His family and friends may believe and proclaim his innocence, but there’s no turning back the clock for Niño Rodel Taboada who died at the hands of agents of the regional Philippine Drug Enforcement Agency (PDEA) in a house owned by a relative in Barangay Duljo-Fatima, Cebu City last Thursday.
Regardless of the testaments to Taboada’s good character by his father and former co-workers at a call center firm as well as records that showed he passed a criminology licensure exam to become a police officer, PDEA Regional Director Yogi Filemon Ruiz insisted that Taboada sold shabu to his operative.
Both sides insisting on the innocence or guilt of Taboada should produce more than just statements to prove their contention but regardless of his innocence or guilt, PDEA agents had every opportunity to stop and arrest him, not take him out permanently.

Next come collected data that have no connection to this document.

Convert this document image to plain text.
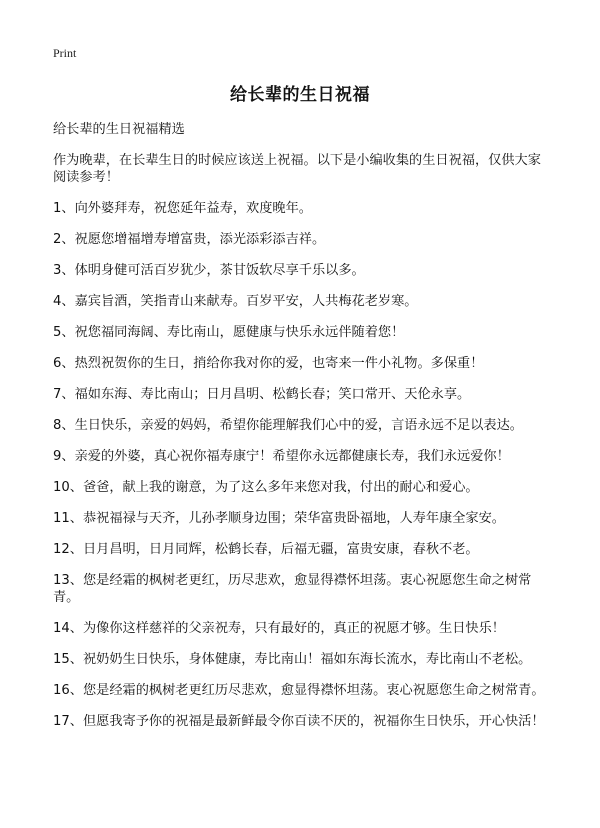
Print
给长辈的生日祝福
给长辈的生日祝福精选
作为晚辈，在长辈生日的时候应该送上祝福。以下是小编收集的生日祝福，仅供大家阅读参考！
1、向外婆拜寿，祝您延年益寿，欢度晚年。
2、祝愿您增福增寿增富贵，添光添彩添吉祥。
3、体明身健可活百岁犹少，茶甘饭软尽享千乐以多。
4、嘉宾旨酒，笑指青山来献寿。百岁平安，人共梅花老岁寒。
5、祝您福同海阔、寿比南山，愿健康与快乐永远伴随着您！
6、热烈祝贺你的生日，捎给你我对你的爱，也寄来一件小礼物。多保重！
7、福如东海、寿比南山；日月昌明、松鹤长春；笑口常开、天伦永享。
8、生日快乐，亲爱的妈妈，希望你能理解我们心中的爱，言语永远不足以表达。
9、亲爱的外婆，真心祝你福寿康宁！希望你永远都健康长寿，我们永远爱你！
10、爸爸，献上我的谢意，为了这么多年来您对我，付出的耐心和爱心。
11、恭祝福禄与天齐，儿孙孝顺身边围；荣华富贵卧福地，人寿年康全家安。
12、日月昌明，日月同辉，松鹤长春，后福无疆，富贵安康，春秋不老。
13、您是经霜的枫树老更红，历尽悲欢，愈显得襟怀坦荡。衷心祝愿您生命之树常青。
14、为像你这样慈祥的父亲祝寿，只有最好的，真正的祝愿才够。生日快乐！
15、祝奶奶生日快乐，身体健康，寿比南山！福如东海长流水，寿比南山不老松。
16、您是经霜的枫树老更红历尽悲欢，愈显得襟怀坦荡。衷心祝愿您生命之树常青。
17、但愿我寄予你的祝福是最新鲜最令你百读不厌的，祝福你生日快乐，开心快活！
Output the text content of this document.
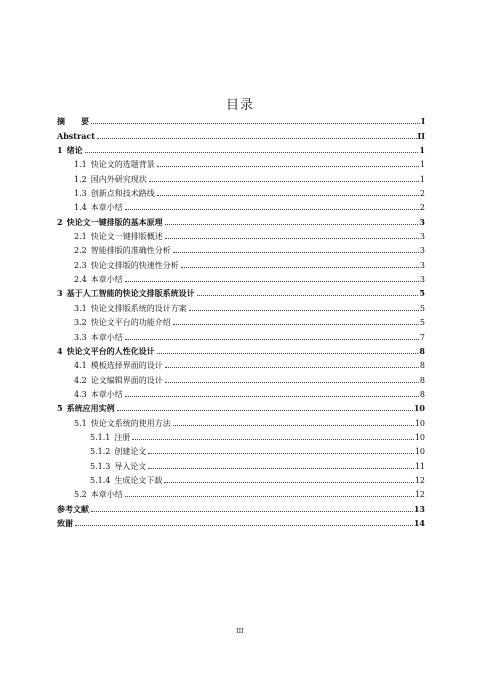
目录
摘　　要	I
Abstract	II
1 绪论	1
1.1 快论文的选题背景	1
1.2 国内外研究现状	1
1.3 创新点和技术路线	2
1.4 本章小结	2
2 快论文一键排版的基本原理	3
2.1 快论文一键排版概述	3
2.2 智能排版的准确性分析	3
2.3 快论文排版的快速性分析	3
2.4 本章小结	3
3 基于人工智能的快论文排版系统设计	5
3.1 快论文排版系统的设计方案	5
3.2 快论文平台的功能介绍	5
3.3 本章小结	7
4 快论文平台的人性化设计	8
4.1 模板选择界面的设计	8
4.2 论文编辑界面的设计	8
4.3 本章小结	8
5 系统应用实例	10
5.1 快论文系统的使用方法	10
5.1.1 注册	10
5.1.2 创建论文	10
5.1.3 导入论文	11
5.1.4 生成论文下载	12
5.2 本章小结	12
参考文献	13
致谢	14
III
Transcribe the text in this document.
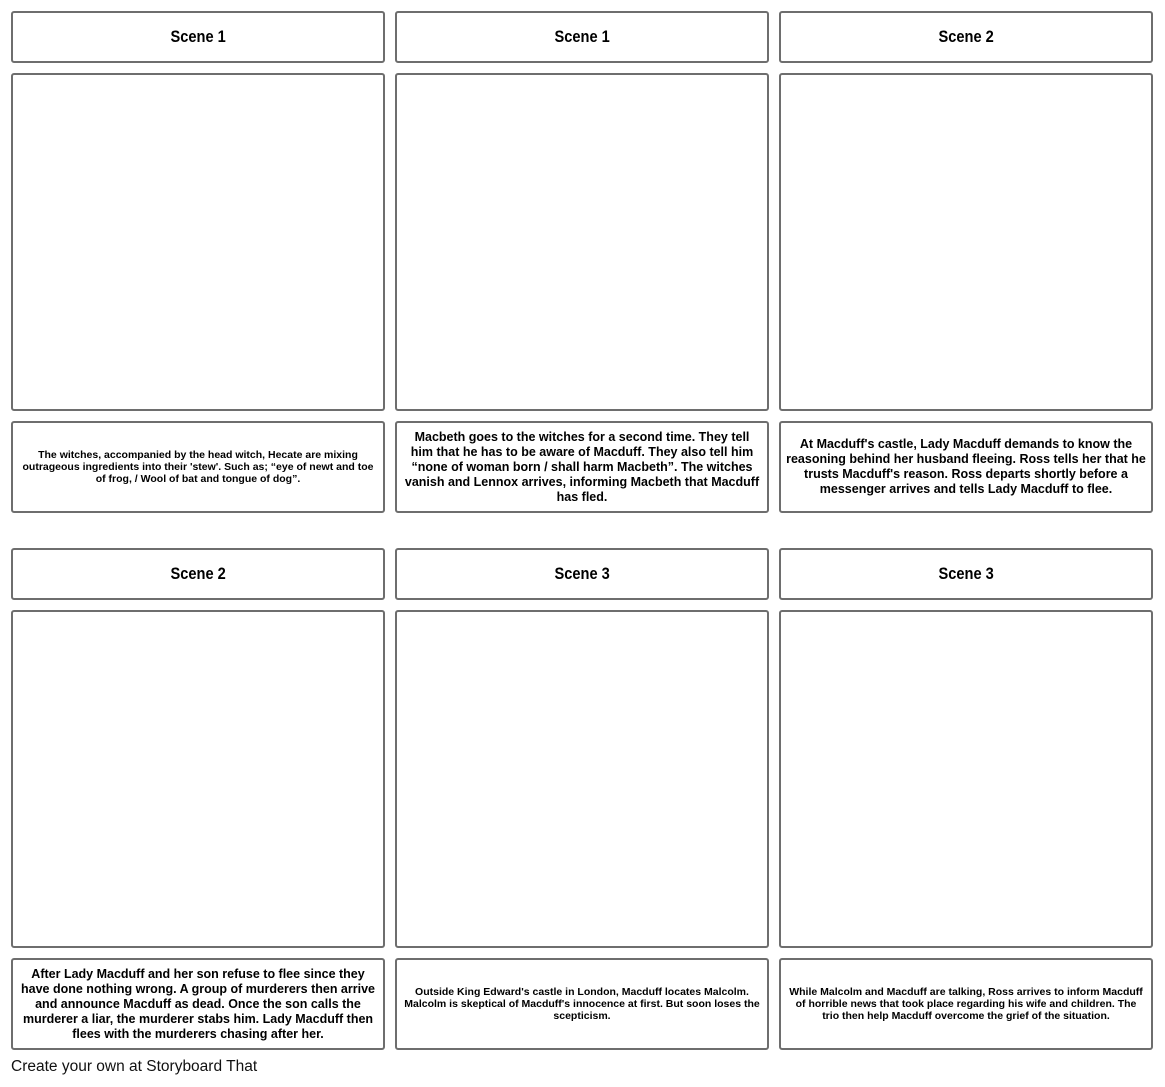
Scene 1
The witches, accompanied by the head witch, Hecate are mixing outrageous ingredients into their 'stew'. Such as; “eye of newt and toe of frog, / Wool of bat and tongue of dog”.
Scene 1
Macbeth goes to the witches for a second time. They tell him that he has to be aware of Macduff. They also tell him “none of woman born / shall harm Macbeth”. The witches vanish and Lennox arrives, informing Macbeth that Macduff has fled.
Scene 2
At Macduff's castle, Lady Macduff demands to know the reasoning behind her husband fleeing. Ross tells her that he trusts Macduff's reason. Ross departs shortly before a messenger arrives and tells Lady Macduff to flee.
Scene 2
After Lady Macduff and her son refuse to flee since they have done nothing wrong. A group of murderers then arrive and announce Macduff as dead. Once the son calls the murderer a liar, the murderer stabs him. Lady Macduff then flees with the murderers chasing after her.
Scene 3
Outside King Edward's castle in London, Macduff locates Malcolm. Malcolm is skeptical of Macduff's innocence at first. But soon loses the scepticism.
Scene 3
While Malcolm and Macduff are talking, Ross arrives to inform Macduff of horrible news that took place regarding his wife and children. The trio then help Macduff overcome the grief of the situation.
Create your own at Storyboard That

Again, we go back to the circumstances that led to Taboada’s death. Based on Ruiz’s account, the PDEA agents were supposedly “forced to kill” Taboada after he engaged them in a shootout inside the house of a relative.
Taboada’s friend believed the PDEA may have been targeting his relative, believed to be Kendall Taboada who was arrested during last Thursday’s operation and had shot Taboada by mistake.
But still the PDEA agents may not have bothered differentiating between Kendall and Niño Rodel. It’s also unclear if the agents had good reason to take out Taboada considering they had the advantage in numbers and firepower to effect an arrest and not as Taboada’s family and friends claim is an execution.
Maybe the PDEA agents would reason that since Duljo-Fatima is a hotbed for illegal drugs, that Taboada may have cohorts in the area just waiting to ambush them even if the agents had already rounded up most of the suspects earlier.
Taboada’s death in no way proves his guilt nor innocence of the charges leveled at him by the PDEA which is obligated under law to produce evidence to prove the suspect’s culpability beyond reasonable doubt.
As it is, President Rodrigo Duterte’s marching orders to kill drug suspects who resist arrest had been taken literally by the police and other law enforcement agencies to mean that the suspects should be executed rather than arrested since it entails so much effort to investigate and put them away behind bars, where it had been shown lately that they can still continue to operate and earn millions in profits from the illegal drug trade.
Who knows if Niño Rodel Taboada is guilty or innocent of the charges against him – he is but one in a growing list of casualties in the war on illegal drugs who was denied the chance to clear his name even if it had yet to be proven that he posed a serious enough threat to the safety of the PDEA operatives that they had no choice but to shoot him.